Este preocupante pensamento deve ser condimentado por duas observações. A primeira é a de que Portugal se colocou a jeito da pancada. Governos extravagantes e desgovernados empenharam-nos, para usar um termo mais à altura das famílias. E deram o flanco ao ataque. E, como Portugal, também assim sucedeu com a Grécia, a Irlanda e a Espanha, não estando excluído que a Itália venha a seguir e, logo depois, a França. A segunda observação é a de que Portugal (e qualquer um dos outros países) tem dimensão suficiente para justificar tanta trabalheira dos “conspiradores eventuais”. Pois não. Mas a Europa como um todo e, sobretudo, a sua fortíssima moeda, o Euro, esses têm. Os americanos nunca se conformaram e, provavelmente, nunca se conformarão com a subalternização da sua moeda, um dos meios que usaram (e ainda usam) para controlar o mundo.

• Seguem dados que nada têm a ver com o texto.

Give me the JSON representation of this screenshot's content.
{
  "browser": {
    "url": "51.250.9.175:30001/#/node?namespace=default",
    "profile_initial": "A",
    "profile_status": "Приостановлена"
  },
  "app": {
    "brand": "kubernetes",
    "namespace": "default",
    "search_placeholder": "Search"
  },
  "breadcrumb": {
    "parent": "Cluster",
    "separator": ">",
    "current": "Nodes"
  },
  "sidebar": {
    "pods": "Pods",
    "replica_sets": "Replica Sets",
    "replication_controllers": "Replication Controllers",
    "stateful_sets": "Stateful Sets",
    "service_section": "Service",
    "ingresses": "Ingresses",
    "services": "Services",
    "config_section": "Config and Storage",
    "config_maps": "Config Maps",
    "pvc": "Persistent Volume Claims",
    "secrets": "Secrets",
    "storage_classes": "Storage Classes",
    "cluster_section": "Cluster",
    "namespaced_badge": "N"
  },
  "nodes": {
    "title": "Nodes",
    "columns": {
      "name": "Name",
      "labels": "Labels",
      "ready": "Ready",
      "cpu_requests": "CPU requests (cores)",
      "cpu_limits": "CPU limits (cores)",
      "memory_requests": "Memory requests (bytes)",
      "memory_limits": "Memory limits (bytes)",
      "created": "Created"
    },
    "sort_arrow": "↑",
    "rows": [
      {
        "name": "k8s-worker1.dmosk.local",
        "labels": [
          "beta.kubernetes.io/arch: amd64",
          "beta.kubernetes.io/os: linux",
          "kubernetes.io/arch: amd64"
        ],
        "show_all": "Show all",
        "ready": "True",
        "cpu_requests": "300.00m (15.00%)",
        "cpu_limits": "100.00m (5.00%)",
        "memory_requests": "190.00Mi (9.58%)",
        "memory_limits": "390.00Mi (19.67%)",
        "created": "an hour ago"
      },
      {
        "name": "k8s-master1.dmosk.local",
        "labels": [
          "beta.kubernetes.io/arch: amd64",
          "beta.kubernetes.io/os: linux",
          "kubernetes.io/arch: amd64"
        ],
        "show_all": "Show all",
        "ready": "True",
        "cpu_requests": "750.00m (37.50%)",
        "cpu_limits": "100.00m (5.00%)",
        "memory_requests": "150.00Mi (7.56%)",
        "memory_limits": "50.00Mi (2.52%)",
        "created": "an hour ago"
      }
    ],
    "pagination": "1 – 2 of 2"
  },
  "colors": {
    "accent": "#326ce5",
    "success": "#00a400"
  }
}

Entronca aqui a segunda questão do meu Caro Leitor. O que aconteceria se, subitamente, toda a moeda americana que circula no mundo caísse nos Estados Unidos? Seria tal possível? Bom. Bem vistas as coisas, quando uma moeda como o Euro se vai substituindo nas operações internacionais ao dólar. O que está a acontecer é que os dólares espalhados pelo mundo estão a cair nos Estados Unidos. Dum ponto de vista meramente teórico e especulativo, esse é o destino de qualquer moeda espalhada pelas mais diversas economias acabar no país que a emitiu. Assim configurado, como um súbito cataclismo, o fenómeno descrito não sucederá, obviamente. Mas isso não invalida que estivesse a acontecer lentamente. O que faria com que os americanos, para além de “estarem à hora certa no local do crime”, também tenham um “motivo para o crime”. Já Hercule Poirot nos ensinava: procura o motivo do crime e encontrarás o criminoso.
Resta, assim, saber se os americanos têm algum alibi para a hora do crime, isto é, para os tempos actuais. Um talvez. Uma Europa economicamente frágil não serve os interesses americanos, no momento em que a China se levanta como um gigante por demasiado tempo adormecido. Tem-se a sensação de que uma atitude de enfraquecimento dos europeus, por parte dos americanos, conteria uma boa dose de suicídio. Dentro de alguns anos, só uma organização económica mundial atempadamente construída, com vários pólos economicamente fortes, será capaz de fazer frente à economia chinesa – quem sabe se em bloco com a Índia – representando um terço dos consumidores e produtores mundiais.
Bom, meu Caro Leitor. Deixei vogar a fantasia por entre as margens que me indicou. Poderia complicar um pouquinho mais, imaginando que o papel que acima foi atribuído aos americanos poderia ser facilmente atribuído aos alemães. Será que uma Europa enfraquecida serve os interesses alemães? De hegemonia europeia, seguramente sim. Com utilidade para o confronto geoestratégico? Talvez não. Mas não percamos de vista que o desejo dos alemães sempre foi dominar a Europa e não o Mundo. Para além da fantasia, porém, fica a realidade, na sua dureza nua e crua. E o que a realidade nos diz é que a organização é esta e é nesta que temos de viver. Pelo menos, até que a Civilização ocidental dê uma volta. Já lá vão quase duzentos e cinquenta anos depois da última grande volta conhecida na Europa. Para falar verdade, estou convencido de que, à velocidade a que os acontecimentos se sucedem actualmente, é demasiado tempo.